Hon. Joseph A. Day (Leader of the Senate Liberals):
Colleagues, it is difficult to imagine a Senate without Anne Cools. As the Dean of the Senate, as a number of our colleagues have said, that means you have worked your way up to the top of that left-hand column on the plaque out there. After all these years you finally got up there, and now you’re going to leave it to Senator Andreychuk, as I understand.
I could spend a lot of time recounting her life before she arrived here in 1984. As a student at McGill, she was heavily involved in school politics and participated in a 10-day sit-in at Sir George Williams University. She became a social worker and was ahead of her time in the area of family violence prevention. She founded one of the first women’s shelters and went on to help establish others in Ontario and elsewhere in Canada. She served as a supervisor and adviser to countless students in the area of social work.
Anne, I am sure you have impacted and influenced the lives of many of the students that you have met along the way, as you have with many of us here.
It is on your time here in the Senate that I would like to focus my remarks, Senator Cools. Back in my early days here, we sat together with Laurier LaPierre down in the far corner down there.

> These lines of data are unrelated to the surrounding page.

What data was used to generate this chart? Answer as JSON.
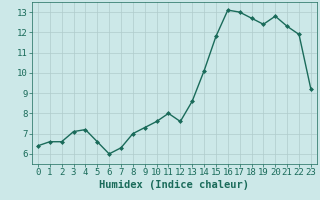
{
  "xlabel": "Humidex (Indice chaleur)",
  "x_values": [
    0,
    1,
    2,
    3,
    4,
    5,
    6,
    7,
    8,
    9,
    10,
    11,
    12,
    13,
    14,
    15,
    16,
    17,
    18,
    19,
    20,
    21,
    22,
    23
  ],
  "y_values": [
    6.4,
    6.6,
    6.6,
    7.1,
    7.2,
    6.6,
    6.0,
    6.3,
    7.0,
    7.3,
    7.6,
    8.0,
    7.6,
    8.6,
    10.1,
    11.8,
    13.1,
    13.0,
    12.7,
    12.4,
    12.8,
    12.3,
    11.9,
    9.2
  ],
  "line_color": "#1a6b5a",
  "marker_color": "#1a6b5a",
  "bg_color": "#cce8e8",
  "grid_color": "#b0cccc",
  "ylim": [
    5.5,
    13.5
  ],
  "xlim": [
    -0.5,
    23.5
  ],
  "yticks": [
    6,
    7,
    8,
    9,
    10,
    11,
    12,
    13
  ],
  "xticks": [
    0,
    1,
    2,
    3,
    4,
    5,
    6,
    7,
    8,
    9,
    10,
    11,
    12,
    13,
    14,
    15,
    16,
    17,
    18,
    19,
    20,
    21,
    22,
    23
  ],
  "tick_label_fontsize": 6.5,
  "xlabel_fontsize": 7.5,
  "line_width": 1.0,
  "marker_size": 2.0
}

Senator Cools: I remember it well.
Senator Day: I was between Laurier and Senator Cools.
I credit Anne Cools for her excellent tutelage when I first joined the Standing Senate Committee on National Finance. As anyone who has ever participated in Finance Committee meetings can attest, membership has a very steep learning curve. But Senators Anne Cools and Isobel Finnerty were of great help to me as I took on more responsibilities from Senator Sharon Carstairs.
Later, when I became deputy chair of the committee, Anne provided invaluable advice and guidance on my new role, and her work certainly played a part in how I undertook my duties.
Her knowledge of parliamentary procedure, as we all know, is unparallelled, and her grasp of past practice and rulings is stunning. While many of us recall the rulings that have occurred here in recent memory, Anne routinely goes back much further in her interventions; there is nothing within the history of the Westminster system that is ignored in her analysis. She meticulously researches every speech she makes, and even those delivered off the cuff showcase her depth of knowledge.
I understand that she has three or four speeches that she hasn’t had a chance to give, but she may well be seen out in the foyer, when we come back in the fall, giving these speeches. I want to hear a couple of them on the Auditor General. I’m looking forward to that.
She is always urging senators not to move too quickly on legislation or to rush to judgment on issues, and she is right to do so. What we do here not only affects the lives of Canadians but also sets precedents that can carry us, or haunt us, far into the future.
Anne Cools has never been one to sit idle, and, as we have heard, she has experimented with each of the political groups here in the Senate over time, even the time that I’ve been here.
I cannot imagine that you will start the practice of being idle once you leave the Senate.
She has said that she wants to get back to her piano and enjoy her daily activities without that rush to get here to work.
On behalf of the Independent Liberals here in the Senate, Senator Cools, I wish you and Rolf the very best for a happy and healthy retirement.